Bay (A) is one of the foundation colors. Ponies are either black, chestnut, or bay/brown with some ponies having other colors diluting/modifying the base colors. Extension and agouti form the basis of all equine color. Extension determines whether or not a pony has black or not and agouti determines where it will go. Bays have the dominant form of agouti and the dominant form of extension. Agouti restricts black to a bay's points while the rest of the body is a shade of tan. There is a test available for bay.
The shades of bay can go from near black to red to light sandy brown, but all have black manes and tails and black legs. Bay foals will not have black legs until they shed the foal coat. Manes, tails, and bay foal coats can bleach in the sun.
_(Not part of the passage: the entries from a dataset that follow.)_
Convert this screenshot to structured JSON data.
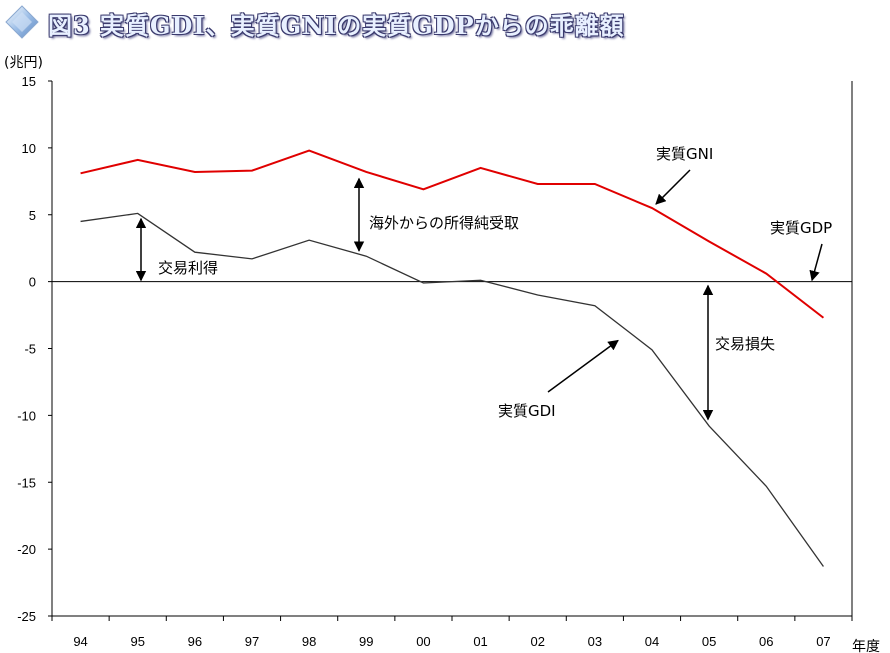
{
  "title": "図3 実質GDI、実質GNIの実質GDPからの乖離額",
  "chart_data": {
    "type": "line",
    "title": "図3 実質GDI、実質GNIの実質GDPからの乖離額",
    "ylabel": "(兆円)",
    "xlabel": "年度",
    "ylim": [
      -25,
      15
    ],
    "yticks": [
      15,
      10,
      5,
      0,
      -5,
      -10,
      -15,
      -20,
      -25
    ],
    "categories": [
      "94",
      "95",
      "96",
      "97",
      "98",
      "99",
      "00",
      "01",
      "02",
      "03",
      "04",
      "05",
      "06",
      "07"
    ],
    "series": [
      {
        "name": "実質GNI",
        "color": "#e00000",
        "values": [
          8.1,
          9.1,
          8.2,
          8.3,
          9.8,
          8.2,
          6.9,
          8.5,
          7.3,
          7.3,
          5.5,
          3.0,
          0.6,
          -2.7
        ]
      },
      {
        "name": "実質GDI",
        "color": "#333333",
        "values": [
          4.5,
          5.1,
          2.2,
          1.7,
          3.1,
          1.9,
          -0.1,
          0.1,
          -1.0,
          -1.8,
          -5.1,
          -10.8,
          -15.3,
          -21.3
        ]
      }
    ],
    "annotations": {
      "gni_label": "実質GNI",
      "gdp_label": "実質GDP",
      "gdi_label": "実質GDI",
      "trade_gain": "交易利得",
      "trade_loss": "交易損失",
      "income_abroad": "海外からの所得純受取"
    },
    "grid": false
  }
}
Wild Bay, or low point bay, are bays where the black points are even more restricted than on regular bays. The black legs are noticeably shorter or are barely present. The body color is often light bay. It has been found to not be genetic.
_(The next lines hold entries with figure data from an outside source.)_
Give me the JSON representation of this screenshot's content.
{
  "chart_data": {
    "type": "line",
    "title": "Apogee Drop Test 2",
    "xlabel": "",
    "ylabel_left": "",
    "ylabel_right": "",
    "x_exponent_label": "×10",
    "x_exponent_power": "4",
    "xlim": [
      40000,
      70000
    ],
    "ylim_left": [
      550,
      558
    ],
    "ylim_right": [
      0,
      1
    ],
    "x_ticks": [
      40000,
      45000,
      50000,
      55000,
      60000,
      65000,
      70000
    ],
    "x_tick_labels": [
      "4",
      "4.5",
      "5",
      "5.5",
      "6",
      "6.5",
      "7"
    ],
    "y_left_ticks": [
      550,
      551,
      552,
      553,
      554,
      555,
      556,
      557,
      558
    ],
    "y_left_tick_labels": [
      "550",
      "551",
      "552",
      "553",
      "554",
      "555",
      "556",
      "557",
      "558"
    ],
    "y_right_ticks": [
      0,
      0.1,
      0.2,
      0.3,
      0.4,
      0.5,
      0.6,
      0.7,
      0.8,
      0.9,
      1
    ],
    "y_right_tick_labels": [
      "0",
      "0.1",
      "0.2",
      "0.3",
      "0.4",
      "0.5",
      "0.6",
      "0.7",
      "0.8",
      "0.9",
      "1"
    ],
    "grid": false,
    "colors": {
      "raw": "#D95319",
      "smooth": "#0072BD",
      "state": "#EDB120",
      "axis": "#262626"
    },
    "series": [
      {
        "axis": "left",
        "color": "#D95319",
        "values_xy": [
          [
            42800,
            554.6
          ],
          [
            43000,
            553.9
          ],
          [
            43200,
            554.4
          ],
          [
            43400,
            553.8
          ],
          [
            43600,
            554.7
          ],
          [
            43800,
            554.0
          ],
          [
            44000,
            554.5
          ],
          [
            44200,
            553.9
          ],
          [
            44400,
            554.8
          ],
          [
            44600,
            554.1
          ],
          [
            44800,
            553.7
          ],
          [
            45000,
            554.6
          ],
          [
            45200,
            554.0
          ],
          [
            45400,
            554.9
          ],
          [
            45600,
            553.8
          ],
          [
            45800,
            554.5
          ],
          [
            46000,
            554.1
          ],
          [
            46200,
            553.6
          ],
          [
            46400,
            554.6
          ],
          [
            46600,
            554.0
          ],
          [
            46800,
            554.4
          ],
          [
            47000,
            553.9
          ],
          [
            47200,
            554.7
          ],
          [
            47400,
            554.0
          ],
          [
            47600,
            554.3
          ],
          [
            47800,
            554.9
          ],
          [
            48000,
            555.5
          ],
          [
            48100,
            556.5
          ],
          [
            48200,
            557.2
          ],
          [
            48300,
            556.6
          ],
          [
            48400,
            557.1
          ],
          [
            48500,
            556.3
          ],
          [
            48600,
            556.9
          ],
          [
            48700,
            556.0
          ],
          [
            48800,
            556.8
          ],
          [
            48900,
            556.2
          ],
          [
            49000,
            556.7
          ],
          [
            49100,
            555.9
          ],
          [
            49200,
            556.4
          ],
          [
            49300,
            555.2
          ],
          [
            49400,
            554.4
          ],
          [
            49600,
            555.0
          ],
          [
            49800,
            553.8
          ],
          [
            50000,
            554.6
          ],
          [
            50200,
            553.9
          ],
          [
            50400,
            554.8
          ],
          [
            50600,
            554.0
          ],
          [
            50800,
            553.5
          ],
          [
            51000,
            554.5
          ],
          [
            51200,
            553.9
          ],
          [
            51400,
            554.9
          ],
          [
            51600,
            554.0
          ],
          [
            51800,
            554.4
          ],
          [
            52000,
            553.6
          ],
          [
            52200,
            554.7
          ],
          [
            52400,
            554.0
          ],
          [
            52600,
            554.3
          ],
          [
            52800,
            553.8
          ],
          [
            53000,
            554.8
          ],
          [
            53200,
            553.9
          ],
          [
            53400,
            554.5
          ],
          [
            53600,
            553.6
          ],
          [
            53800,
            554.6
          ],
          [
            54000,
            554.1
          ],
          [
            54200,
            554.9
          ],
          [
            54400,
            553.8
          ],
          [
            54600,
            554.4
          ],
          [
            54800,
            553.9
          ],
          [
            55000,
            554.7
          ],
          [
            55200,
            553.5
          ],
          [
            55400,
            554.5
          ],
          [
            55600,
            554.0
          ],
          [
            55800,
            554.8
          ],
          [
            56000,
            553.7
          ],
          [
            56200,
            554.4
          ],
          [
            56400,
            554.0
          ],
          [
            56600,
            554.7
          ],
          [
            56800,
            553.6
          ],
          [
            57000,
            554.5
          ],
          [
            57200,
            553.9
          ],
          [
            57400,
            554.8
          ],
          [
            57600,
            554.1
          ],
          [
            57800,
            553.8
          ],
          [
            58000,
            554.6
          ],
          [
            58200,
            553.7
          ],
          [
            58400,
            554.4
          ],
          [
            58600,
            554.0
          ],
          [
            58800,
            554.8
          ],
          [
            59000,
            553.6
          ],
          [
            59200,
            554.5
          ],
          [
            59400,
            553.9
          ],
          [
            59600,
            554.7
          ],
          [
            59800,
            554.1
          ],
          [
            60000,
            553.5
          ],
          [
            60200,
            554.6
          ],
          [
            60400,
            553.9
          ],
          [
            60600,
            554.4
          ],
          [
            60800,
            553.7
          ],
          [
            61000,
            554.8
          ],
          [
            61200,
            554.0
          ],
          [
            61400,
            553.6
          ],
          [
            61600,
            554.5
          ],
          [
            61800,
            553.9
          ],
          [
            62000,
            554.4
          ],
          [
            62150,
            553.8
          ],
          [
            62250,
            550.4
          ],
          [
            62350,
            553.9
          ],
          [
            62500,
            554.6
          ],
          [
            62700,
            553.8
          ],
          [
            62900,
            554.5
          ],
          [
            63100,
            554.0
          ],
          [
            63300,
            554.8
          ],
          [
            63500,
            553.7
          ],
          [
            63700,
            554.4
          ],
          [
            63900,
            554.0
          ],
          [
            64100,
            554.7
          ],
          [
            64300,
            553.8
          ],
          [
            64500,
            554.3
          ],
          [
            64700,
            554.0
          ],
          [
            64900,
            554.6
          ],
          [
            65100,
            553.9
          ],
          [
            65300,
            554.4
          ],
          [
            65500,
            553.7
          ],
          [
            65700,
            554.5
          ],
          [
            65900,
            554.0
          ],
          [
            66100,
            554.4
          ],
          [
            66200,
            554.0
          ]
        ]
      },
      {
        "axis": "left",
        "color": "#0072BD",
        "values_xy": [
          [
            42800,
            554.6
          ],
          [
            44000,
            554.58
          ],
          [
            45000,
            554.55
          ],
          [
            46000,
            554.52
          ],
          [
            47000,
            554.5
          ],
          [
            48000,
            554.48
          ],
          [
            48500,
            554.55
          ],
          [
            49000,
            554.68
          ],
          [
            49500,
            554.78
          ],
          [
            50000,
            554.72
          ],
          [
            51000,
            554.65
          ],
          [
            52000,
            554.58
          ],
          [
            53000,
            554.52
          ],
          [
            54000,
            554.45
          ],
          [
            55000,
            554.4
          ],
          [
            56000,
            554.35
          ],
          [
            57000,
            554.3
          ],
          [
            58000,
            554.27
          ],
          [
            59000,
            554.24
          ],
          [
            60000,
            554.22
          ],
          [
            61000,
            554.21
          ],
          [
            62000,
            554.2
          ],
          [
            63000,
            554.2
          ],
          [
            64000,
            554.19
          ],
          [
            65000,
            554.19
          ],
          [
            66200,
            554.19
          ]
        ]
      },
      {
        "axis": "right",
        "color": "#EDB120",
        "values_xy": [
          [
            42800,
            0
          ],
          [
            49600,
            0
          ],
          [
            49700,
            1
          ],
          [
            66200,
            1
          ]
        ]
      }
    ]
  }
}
Bay is likely an original color in Chincoteagues as it is widespread and the breed was originally all solid dark colors. A 1891 article in the New York City newspaper The Sun stated that the ponies "are most frequently black, gray, sorrel, or dun (buckskin)." Leonard D. Sale wrote in 1896 in The Horse Review of Chicago that, "The prevailing colors are bay, brown, chestnut and light sorrel. A Washington Post article from 1902 stated that the prevailing colors were bay and black. A 1923 St. Petersburg Times article described the ponies as "bay, gray, dun (buckskin), black, and sorrel". A Delmarva Star article describing the 1930 Pony Penning described the ponies as "many colored", with blacks, browns, bright bays, and so many with spotted coats."